For what it’s worth, I think Gove wants a chair of OFSTED who’s committed to academies, and he needs an inspector who accepts a regime which doesn’t undermine the academies project. Morgan is committed to a Labour win next year, and Labour will essentially kill the academies – so by extension she isn’t committed to them enough. Wilshaw is viewed by a lot of head teachers as not especially well-qualified to tell them how to run their schools – and that’s not his job anyway. He’s also out of sympathy with the government’s aims. So he should obviously go, too.

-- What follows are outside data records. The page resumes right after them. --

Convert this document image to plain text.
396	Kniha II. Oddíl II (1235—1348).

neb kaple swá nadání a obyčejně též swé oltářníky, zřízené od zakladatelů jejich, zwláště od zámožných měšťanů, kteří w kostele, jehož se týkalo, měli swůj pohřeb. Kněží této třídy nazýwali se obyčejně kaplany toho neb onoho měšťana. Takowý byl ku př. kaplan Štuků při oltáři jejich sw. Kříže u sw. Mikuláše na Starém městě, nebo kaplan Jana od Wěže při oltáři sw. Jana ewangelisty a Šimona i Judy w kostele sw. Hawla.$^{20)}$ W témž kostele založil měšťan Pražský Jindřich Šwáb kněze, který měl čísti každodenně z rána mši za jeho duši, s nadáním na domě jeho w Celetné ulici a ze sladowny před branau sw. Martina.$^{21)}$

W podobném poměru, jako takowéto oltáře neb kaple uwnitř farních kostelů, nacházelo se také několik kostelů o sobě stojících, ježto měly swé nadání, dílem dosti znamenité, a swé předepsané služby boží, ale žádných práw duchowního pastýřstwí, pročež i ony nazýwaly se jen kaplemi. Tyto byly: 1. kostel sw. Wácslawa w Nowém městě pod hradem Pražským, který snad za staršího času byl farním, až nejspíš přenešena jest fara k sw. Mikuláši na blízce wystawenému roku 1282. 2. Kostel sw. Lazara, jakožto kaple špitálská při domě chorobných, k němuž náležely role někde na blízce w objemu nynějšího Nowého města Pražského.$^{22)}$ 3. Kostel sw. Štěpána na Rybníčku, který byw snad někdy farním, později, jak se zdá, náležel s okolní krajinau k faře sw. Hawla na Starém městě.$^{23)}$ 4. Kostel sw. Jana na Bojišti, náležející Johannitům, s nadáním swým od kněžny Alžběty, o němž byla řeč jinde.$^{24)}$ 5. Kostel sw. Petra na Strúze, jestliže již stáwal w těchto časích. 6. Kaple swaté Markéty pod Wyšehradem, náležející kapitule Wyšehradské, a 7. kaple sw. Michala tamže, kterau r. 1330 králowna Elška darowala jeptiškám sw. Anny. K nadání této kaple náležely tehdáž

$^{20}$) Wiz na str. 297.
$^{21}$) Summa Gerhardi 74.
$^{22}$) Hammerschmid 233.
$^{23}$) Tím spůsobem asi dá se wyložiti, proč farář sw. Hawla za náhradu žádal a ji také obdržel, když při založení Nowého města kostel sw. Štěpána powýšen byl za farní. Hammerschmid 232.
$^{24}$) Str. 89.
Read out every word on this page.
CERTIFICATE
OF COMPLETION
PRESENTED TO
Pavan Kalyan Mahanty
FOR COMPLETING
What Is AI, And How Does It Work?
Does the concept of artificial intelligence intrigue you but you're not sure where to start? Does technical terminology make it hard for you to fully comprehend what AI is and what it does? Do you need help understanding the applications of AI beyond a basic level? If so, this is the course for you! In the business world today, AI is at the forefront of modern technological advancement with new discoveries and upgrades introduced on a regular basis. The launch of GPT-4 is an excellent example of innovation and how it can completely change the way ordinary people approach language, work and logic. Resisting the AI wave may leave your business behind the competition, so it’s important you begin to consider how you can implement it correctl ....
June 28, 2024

Here’s a final thought. Tony Blair’s most enduring election-winning theme remains ‘education, education, education’. Over the next year, Michael Gove will lay down a compelling, and essentially Blairite, story about education which may carry him to the very top of politics and, more importantly, will help decide the outcome of the 2015 election. The big political question which extends from all of this isn’t whether it’s time to find a new chair or director of OFSTED, it’s this: What’s Labour’s story?
* Her school was fee-paying but the state funded places via both Direct Grant and the Assisted Places Scheme, so it’s your call. Thanks to The Indy’s John Rentoul and Sam Freedman (Michael Gove’s former SpAd) for pointing this out. The old direct-grant grammar type of school, much like the Scottish academies of old, operated right in today’s Free School zone, although the involvement of fees in the latter would be a step further than anyone’s dared suggest so far!